Namun hal yang sama tidak berlaku untuk Bourj el-Barajneh. Kamp ini terus membawa luka fisik dan filologis dari peperangan di masa lalu, dan setiap generasi meneruskannya ke generasi berikutnya. Pergeseran paradigma dalam hal ini hanya mungkin terjadi bila perimbangan kekuasaan bergeser secara signifikan ke arah yang menguntungkan salah satu pihak. Selain mengagumi perlawanan keras mereka terhadap Israel, warga Palestina di Lebanon juga menaruh harapan besar pada Hizbullah, karena percaya bahwa Hizbullah akan menjadi pihak yang pada akhirnya akan menyeimbangkan kekuatan demi keadilan bagi para pengungsi.

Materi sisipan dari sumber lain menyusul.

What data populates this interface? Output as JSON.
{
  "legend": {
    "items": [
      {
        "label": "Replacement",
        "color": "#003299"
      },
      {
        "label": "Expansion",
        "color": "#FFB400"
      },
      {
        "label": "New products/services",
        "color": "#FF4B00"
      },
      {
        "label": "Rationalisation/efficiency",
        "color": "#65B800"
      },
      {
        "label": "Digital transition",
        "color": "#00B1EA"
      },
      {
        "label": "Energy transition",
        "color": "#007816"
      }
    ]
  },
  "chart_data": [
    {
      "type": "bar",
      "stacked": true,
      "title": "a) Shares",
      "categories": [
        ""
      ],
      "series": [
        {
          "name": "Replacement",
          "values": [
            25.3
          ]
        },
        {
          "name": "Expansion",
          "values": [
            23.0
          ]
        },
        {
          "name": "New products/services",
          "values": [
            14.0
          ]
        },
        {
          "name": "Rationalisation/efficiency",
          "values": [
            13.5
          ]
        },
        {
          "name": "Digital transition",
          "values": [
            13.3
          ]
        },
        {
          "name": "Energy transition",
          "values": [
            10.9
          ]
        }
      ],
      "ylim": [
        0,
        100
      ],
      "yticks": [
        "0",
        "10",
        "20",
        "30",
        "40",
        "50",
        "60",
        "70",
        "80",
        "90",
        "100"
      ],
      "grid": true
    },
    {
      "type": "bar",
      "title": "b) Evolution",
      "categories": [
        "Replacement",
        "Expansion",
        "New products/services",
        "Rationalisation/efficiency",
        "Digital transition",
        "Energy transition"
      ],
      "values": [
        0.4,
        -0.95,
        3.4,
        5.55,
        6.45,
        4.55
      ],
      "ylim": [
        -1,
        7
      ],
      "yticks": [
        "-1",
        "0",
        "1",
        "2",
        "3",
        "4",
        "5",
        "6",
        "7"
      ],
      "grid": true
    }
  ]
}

Bourj el-Barajneh secara kasar diterjemahkan menjadi 'Menara Menara'. Dan dalam banyak hal memang demikian. Ini telah teruji oleh waktu dan bom. Penduduknya telah melampaui batas daya tahan dan tekad manusia dengan cara yang harus dicatat secara ilmiah. Di beberapa daerah, menara ini menjulang di atas Beirut, dari arah Haret Hreik. Konstruksi ilegal dan terbatasnya ruang untuk perluasan horizontal memaksa para pengungsi untuk membangun di beberapa bagian secara vertikal, sehingga menciptakan realitas seperti Kafkian, nyata namun tidak nyata.
Dan para pengungsi juga tertatih-tatih di antara kenyataan yang hampir semu. Mereka mendapati diri mereka tersandera dalam ruang dan waktu, di kota yang sedang berkembang, dunia yang terus berubah, terhenti dalam waktu dan ekspektasi yang semakin rendah.
Kedua gadis itu terus menatap, jelas-jelas tanpa memikirkan target tertentu, sementara orang-orang di bawah mereka terus berjalan, tanpa terhalang oleh kebingungan mereka. aku pun melangkah pergi. Sejenak aku mengharapkan sebuah tanda, apa pun yang bisa meyakinkanku bahwa ada makna di balik semua keanehan ini, semua ketidakadilan ini. Saya yakin ada, tapi hari ini, saya tidak dapat menemukannya.
– Ramzy Baroud (www.ramzybaroud.net) adalah kolumnis bersindikasi internasional dan editor PalestineChronicle.com. Buku terbarunya adalah My Father Was a Freedom Fighter: Gaza’s Untold Story (Pluto Press, London), sekarang tersedia di Amazon.com.
ZNetwork didanai semata-mata melalui kemurahan hati para pembacanya.